Tranquility


Scene 9

A quarter hour's span of time – unpunctuated by complaint or wry commentary – and the garden is starting to come together in exquisite balance. Three stones have been placed exactly where they should be – in a poised equilibrium of weight, shape, texture, distance, color, size; about these three delicate ripples have been drawn in the sand, a symbolic representation of the Force's uniting power, its fullness-in-emptiness, the unity and connection of the seemingly disparate.

Obi-Wan leans upon the rake, still blindfolded, and vexedly flicks sand from between the toes of his left foot, wriggling a bit. He then repeats the procedure on the right side. And then grunts in annoyance.

But he has been forbidden to speak, so that is the end of his grousing.

"Now the others," Qui-Gon urges him, squirming a little in place himself. How can it take so long to place the rocks in their appointed order, when each and every one of them, the sand, the very space around them, is crying out clear and clarion instruction? The very Force is alight with a kind of music which need only be transcribed into artifice, put on canvas. It is as though the padawan is dragging out the exercise on purpose, to torment his master, to test the limits of his own taskmaster's considerable patience.

But a subtle probing of the boy's aura reveals no such seditious intention. Obi-Wan is merely absorbed in what is –to him- a complex and elusive puzzle. He hesitantly levitates one of the smaller, red-hued granite chunks toward the garden's center, then appears to change his mind. It drops into the sand a meter from where it obviously should be, then wobbles upward and shifts over onto its side, resting at a drunken angle, askew and poorly integrated into the energy flow of the whole.

Master or not, Qui-Gon cannot take any more.

"Here," he commands, shucking off his own boots and crossing the enclosure's width in four long strides. "Give me the rake."

His apprentice pulls off the obscuring strip of cloth and peers up at him with mingled amusement and confusion. He wordlessly hands over the tool, a smirk tugging very gently at the corners of his mouth.

Qui-Gon tweaks his tiny learner's braid and shoos him away, taking a moment ot gather himself in the present moment, in the living, breathing Force. This is so simple.
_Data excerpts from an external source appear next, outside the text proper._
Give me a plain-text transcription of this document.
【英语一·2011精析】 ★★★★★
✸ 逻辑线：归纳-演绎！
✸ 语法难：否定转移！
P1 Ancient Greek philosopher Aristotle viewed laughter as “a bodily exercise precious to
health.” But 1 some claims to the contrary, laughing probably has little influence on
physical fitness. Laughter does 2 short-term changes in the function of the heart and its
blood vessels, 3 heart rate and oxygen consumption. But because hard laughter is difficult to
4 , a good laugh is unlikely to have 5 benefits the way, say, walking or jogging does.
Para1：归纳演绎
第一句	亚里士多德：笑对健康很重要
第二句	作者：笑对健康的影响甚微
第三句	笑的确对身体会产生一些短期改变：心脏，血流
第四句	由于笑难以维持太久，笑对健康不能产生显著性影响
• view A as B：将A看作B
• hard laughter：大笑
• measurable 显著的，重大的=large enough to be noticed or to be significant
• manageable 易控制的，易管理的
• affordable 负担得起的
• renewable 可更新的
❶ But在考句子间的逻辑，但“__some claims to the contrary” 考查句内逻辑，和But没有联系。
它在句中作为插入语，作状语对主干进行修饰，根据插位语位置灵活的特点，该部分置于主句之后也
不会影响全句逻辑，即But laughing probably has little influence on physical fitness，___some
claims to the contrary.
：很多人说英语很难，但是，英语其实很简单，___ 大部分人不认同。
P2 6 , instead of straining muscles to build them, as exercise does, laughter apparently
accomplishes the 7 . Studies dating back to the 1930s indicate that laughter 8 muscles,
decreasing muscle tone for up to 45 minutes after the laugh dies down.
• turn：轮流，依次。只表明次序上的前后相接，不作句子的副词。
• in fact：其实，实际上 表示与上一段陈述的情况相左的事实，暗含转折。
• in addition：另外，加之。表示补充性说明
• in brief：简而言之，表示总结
And then he remembers.

"Hold this, Padawan." His 'saber's hilt is pressed into the boy's outheld hands. Traditionally, neither shoes not weapons are worn inside the precinct of the Serenity Garden. The contemplator comes in poverty of spirit, and in peace. He is a pilgrim to the shrine of the Force, shedding his role as warrior-diplomat for that more fundamental one of servant and adept.

Obi-Wan retreats to the perimeter, relief lightening his step, and settles in to watch a master at work, the 'saber resting reverently across his bent knees.

His mentor sinks deep into the eternal now and commences his own moving meditation, perfectly focused, flawlessly in tune with the All.